Muscles can self-repair after exercise without stem cells

Muscle cells (myofibers) are designed to fulfill their purpose: to contract. Resulting from the fusion of hundreds of cells during development, one muscle cell grows into a large, multinucleated fiber. The cytoplasm of muscle cells is almost entirely occupied by sarcomeres, contractile units composed of overlapping actomyosin complexes and structural proteins. This unique architecture allows us to move around, whether to brush our teeth or run up stairs. But such mechanical pressure can lead to muscle damage, especially when stress is at its highest such as during exercise. Thankfully, the muscle organ possesses stem cells that activate to regenerate muscle cells after injury. These stem cells have astounding regenerative capabilities and have fascinated muscle biologists for decades. What we wondered in this study, was if muscle cells had the potential to repair injuries on their own, without stem cells.

Figure: Myonuclei aggregate at an injury site where they locally deliver mRNA for cellular reconstruction. Image produce by Helena Pinheiro.

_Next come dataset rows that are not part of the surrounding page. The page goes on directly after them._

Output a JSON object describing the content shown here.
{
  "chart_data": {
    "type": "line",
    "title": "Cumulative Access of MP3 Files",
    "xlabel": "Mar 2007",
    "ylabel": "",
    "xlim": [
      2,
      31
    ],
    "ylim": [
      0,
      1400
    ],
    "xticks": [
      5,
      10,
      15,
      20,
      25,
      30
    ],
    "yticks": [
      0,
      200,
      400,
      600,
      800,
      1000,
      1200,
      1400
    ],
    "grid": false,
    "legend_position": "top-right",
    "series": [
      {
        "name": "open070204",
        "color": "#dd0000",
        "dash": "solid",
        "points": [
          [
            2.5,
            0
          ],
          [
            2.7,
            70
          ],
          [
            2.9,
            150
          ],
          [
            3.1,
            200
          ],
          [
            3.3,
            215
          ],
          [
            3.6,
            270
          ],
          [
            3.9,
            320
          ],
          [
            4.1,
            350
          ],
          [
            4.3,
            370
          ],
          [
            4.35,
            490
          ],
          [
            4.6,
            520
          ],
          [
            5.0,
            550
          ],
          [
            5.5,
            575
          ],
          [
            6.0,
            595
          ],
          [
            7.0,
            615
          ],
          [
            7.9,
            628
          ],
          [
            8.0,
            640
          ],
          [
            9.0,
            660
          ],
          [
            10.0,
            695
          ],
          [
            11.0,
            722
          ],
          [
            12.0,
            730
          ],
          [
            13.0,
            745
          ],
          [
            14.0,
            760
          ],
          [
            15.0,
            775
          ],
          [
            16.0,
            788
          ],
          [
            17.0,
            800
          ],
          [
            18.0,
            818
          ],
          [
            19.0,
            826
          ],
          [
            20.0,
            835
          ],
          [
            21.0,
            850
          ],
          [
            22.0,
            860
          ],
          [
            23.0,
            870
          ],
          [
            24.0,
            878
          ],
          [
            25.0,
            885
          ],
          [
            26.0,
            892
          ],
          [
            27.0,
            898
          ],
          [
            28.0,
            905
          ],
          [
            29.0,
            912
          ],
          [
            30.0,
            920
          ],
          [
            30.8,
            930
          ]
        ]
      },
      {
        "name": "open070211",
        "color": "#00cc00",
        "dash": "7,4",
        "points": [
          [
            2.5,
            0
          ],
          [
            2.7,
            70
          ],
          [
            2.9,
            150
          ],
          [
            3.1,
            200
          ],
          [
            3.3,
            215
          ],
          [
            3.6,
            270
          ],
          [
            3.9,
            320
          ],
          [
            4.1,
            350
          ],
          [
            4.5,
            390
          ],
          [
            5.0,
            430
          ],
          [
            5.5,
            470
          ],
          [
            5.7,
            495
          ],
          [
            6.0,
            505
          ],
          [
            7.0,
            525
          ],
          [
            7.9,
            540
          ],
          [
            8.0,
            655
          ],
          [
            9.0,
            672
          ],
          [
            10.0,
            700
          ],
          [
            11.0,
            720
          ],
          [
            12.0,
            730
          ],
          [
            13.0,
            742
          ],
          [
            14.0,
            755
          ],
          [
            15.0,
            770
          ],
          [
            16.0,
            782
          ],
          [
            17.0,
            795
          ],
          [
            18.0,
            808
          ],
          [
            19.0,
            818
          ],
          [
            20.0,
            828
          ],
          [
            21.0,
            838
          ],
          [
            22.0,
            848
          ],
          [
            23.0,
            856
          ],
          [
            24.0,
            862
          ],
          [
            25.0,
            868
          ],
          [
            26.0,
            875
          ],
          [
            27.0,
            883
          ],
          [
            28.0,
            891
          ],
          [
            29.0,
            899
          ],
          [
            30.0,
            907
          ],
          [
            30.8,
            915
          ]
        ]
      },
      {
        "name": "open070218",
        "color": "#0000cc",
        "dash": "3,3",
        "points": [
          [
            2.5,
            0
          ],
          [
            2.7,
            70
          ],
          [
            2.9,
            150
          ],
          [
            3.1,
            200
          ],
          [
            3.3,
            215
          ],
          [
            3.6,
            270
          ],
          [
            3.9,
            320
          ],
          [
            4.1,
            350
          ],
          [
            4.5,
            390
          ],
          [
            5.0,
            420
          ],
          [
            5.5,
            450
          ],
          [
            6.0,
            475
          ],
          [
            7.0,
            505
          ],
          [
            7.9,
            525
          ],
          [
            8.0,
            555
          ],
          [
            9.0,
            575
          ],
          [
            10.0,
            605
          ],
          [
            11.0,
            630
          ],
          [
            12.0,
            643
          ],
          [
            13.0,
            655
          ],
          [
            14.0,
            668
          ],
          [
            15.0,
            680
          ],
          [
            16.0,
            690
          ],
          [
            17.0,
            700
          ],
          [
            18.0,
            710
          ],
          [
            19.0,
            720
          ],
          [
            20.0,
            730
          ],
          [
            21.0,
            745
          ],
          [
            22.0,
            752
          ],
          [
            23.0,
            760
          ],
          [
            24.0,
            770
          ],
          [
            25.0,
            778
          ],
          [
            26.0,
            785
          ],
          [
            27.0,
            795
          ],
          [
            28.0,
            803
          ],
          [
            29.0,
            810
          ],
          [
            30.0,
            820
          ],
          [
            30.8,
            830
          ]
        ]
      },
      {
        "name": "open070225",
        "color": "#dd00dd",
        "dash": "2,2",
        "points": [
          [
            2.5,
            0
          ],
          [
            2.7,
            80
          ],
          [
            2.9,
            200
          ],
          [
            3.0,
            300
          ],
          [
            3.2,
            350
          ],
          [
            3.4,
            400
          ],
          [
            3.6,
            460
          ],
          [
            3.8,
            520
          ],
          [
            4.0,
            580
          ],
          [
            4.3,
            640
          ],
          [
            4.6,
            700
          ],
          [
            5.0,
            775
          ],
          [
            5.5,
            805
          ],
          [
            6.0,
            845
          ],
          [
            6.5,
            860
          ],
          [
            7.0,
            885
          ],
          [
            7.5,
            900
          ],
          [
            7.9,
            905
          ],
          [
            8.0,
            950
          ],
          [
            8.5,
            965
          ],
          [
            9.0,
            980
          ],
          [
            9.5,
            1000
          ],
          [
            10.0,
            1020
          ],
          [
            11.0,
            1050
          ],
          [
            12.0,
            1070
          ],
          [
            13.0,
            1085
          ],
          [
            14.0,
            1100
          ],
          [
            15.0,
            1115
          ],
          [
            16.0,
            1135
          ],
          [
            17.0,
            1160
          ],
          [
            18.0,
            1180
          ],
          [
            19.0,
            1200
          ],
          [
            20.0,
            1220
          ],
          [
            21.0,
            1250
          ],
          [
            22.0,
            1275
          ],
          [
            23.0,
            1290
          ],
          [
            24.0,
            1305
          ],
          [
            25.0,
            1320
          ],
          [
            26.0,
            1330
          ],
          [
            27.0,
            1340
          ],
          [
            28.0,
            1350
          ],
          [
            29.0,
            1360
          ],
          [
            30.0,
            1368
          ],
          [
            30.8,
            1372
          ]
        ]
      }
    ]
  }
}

Using several models of local muscle damage, we identified a new mechanism of muscle regeneration: myofiber self-repair. Local damage to muscle cells triggers a signaling cascade involving calcium, Cdc42 and phosphokinase C that attracts nearby myonuclei to migrate to the injury site. The microtubule cytoskeleton and dynein motor proteins mediate these nuclear movements. Migrating myonuclei start expressing sarcomeric mRNAs, which are locally delivered at the injury site and translated into proteins for sarcomere reconstruction. This self-repair process occurs within 48 hours, is tailored to minor injuries and is independent of muscle stem cells.

Myofiber self-repair represents a new paradigm from which to understand muscle regeneration in exercise, disorders and aging. Acting as the first line of defense when facing muscle damage, myofiber self-repair is a promising cellular process that can be harnessed to preserve muscle integrity.

It is difficult to overstate the importance of the HFSP funding for the implementation of this project. The salary and research funds gave me the agency to explore the facets of the project I was most interested in. Moreover, the flexibility in the funding timeline and the assistance provided by the Fellowship Office were instrumental in tailoring my post-doc for my scientific development and the completion of the project.
 
This project opened more doors than it closed. I am currently seeking group leader positions in which I can explore further this new research line to tackle fundamental biological questions and translate these findings towards a societal impact.